配置用于微调的数据集¶

本教程将指导您完成如何设置用于微调的数据集。

您将学到什么

如何快速开始使用内置数据集
如何使用来自 Hugging Face Hub 的任何数据集
如何使用指令、聊天或文本补全数据集
如何通过代码、配置或命令行配置数据集
如何完全自定义您自己的数据集

先决条件

了解如何从配置中配置组件

数据集是微调工作流程的核心组件，充当“方向盘”，引导 LLM 为特定用例生成内容。许多公开共享的开源数据集已成为微调 LLM 的热门选择，并作为训练模型的良好起点。torchtune 为您提供了下载外部社区数据集、加载自定义本地数据集或创建您自己的数据集的工具。

内置数据集¶

要使用库中的内置数据集之一，只需导入并调用数据集构建器函数即可。您可以查看此处列出的所有受支持数据集。

from torchtune.datasets import alpaca_dataset

# Load in tokenizer
tokenizer = ...
dataset = alpaca_dataset(tokenizer)

# YAML config
dataset:
  _component_: torchtune.datasets.alpaca_dataset

# Command line
tune run full_finetune_single_device --config llama3/8B_full_single_device \
dataset=torchtune.datasets.alpaca_dataset

Hugging Face 数据集¶

我们为 Hugging Face Hub 上的数据集提供了第一类支持。在后台，我们所有的内置数据集和数据集构建器都使用 Hugging Face 的 load_dataset() 加载您的数据，无论是本地数据还是 Hub 上的数据。
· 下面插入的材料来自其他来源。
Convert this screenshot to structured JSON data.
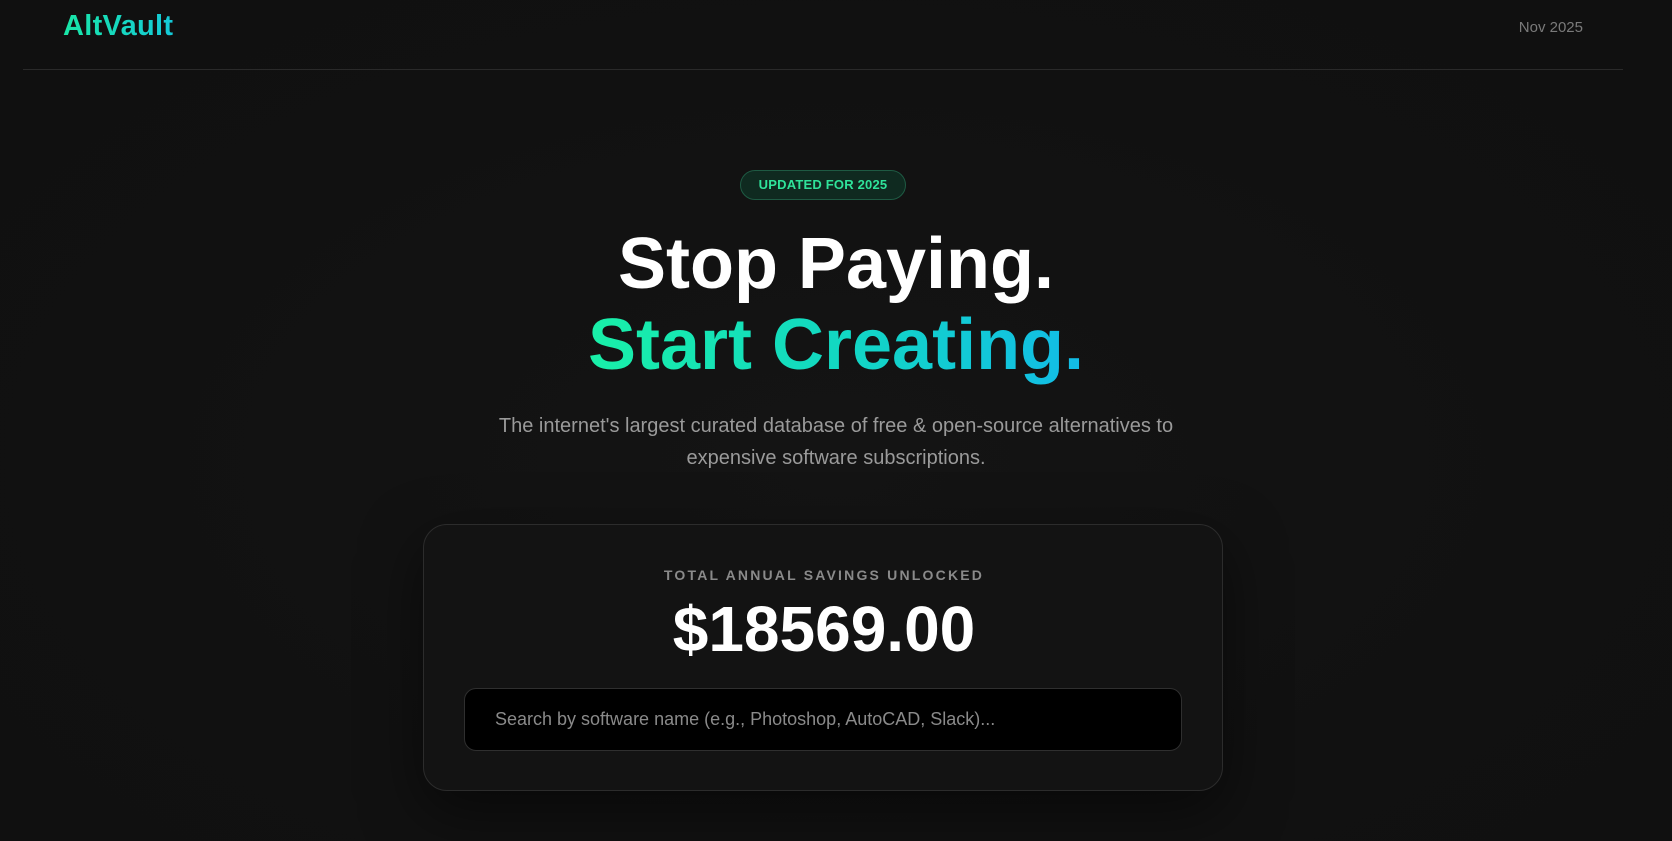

您可以将 Hugging Face 数据集路径传递给我们任何构建器中的 source 参数，以指定要从 Hub 下载或从本地目录路径使用哪个数据集（请参阅本地和远程数据集）。此外，所有构建器都接受 load_dataset() 支持的任何关键字参数。您可以在 Hugging Face 的文档中查看完整列表。

from torchtune.datasets import text_completion_dataset

# Load in tokenizer
tokenizer = ...
dataset = text_completion_dataset(
    tokenizer,
    source="allenai/c4",
    # Keyword-arguments that are passed into load_dataset
    split="train",
    data_dir="realnewslike",
)

# YAML config
dataset:
  _component_: torchtune.datasets.text_completion_dataset
  source: allenai/c4
  split: train
  data_dir: realnewslike

# Command line
tune run full_finetune_single_device --config llama3/8B_full_single_device \
dataset=torchtune.datasets.text_completion_dataset dataset.source=allenai/c4 \
dataset.split=train dataset.data_dir=realnewslike

设置最大序列长度¶

默认的合并器， padded_collate()，在我们所有训练食谱中使用，会将样本填充到批次内的最大序列长度，而不是全局填充。如果您希望全局设置最大序列长度的上限，可以在数据集构建器中使用 max_seq_len 指定它。数据集中任何长度超过 max_seq_len 的样本将在 truncate() 中被截断。分词器的 EOS 标识符确保为最后一个标记，除了 TextCompletionDataset。

通常，您希望每个数据样本中返回的最大序列长度与模型的上下文窗口大小匹配。您还可以根据硬件限制降低此值以减少内存使用量。

from torchtune.datasets import alpaca_dataset

# Load in tokenizer
tokenizer = ...
dataset = alpaca_dataset(
    tokenizer=tokenizer,
    max_seq_len=4096,
)

# YAML config
dataset:
  _component_: torchtune.datasets.alpaca_dataset
  max_seq_len: 4096

# Command line
tune run full_finetune_single_device --config llama3/8B_full_single_device \
dataset.max_seq_len=4096

样本打包¶

您可以通过传递 packed=True 在任何单个数据集构建器中使用样本打包。这需要对数据集进行一些预处理，这可能会减慢首批数据的处理速度，但根据数据集的不同，可能会带来显著的训练加速。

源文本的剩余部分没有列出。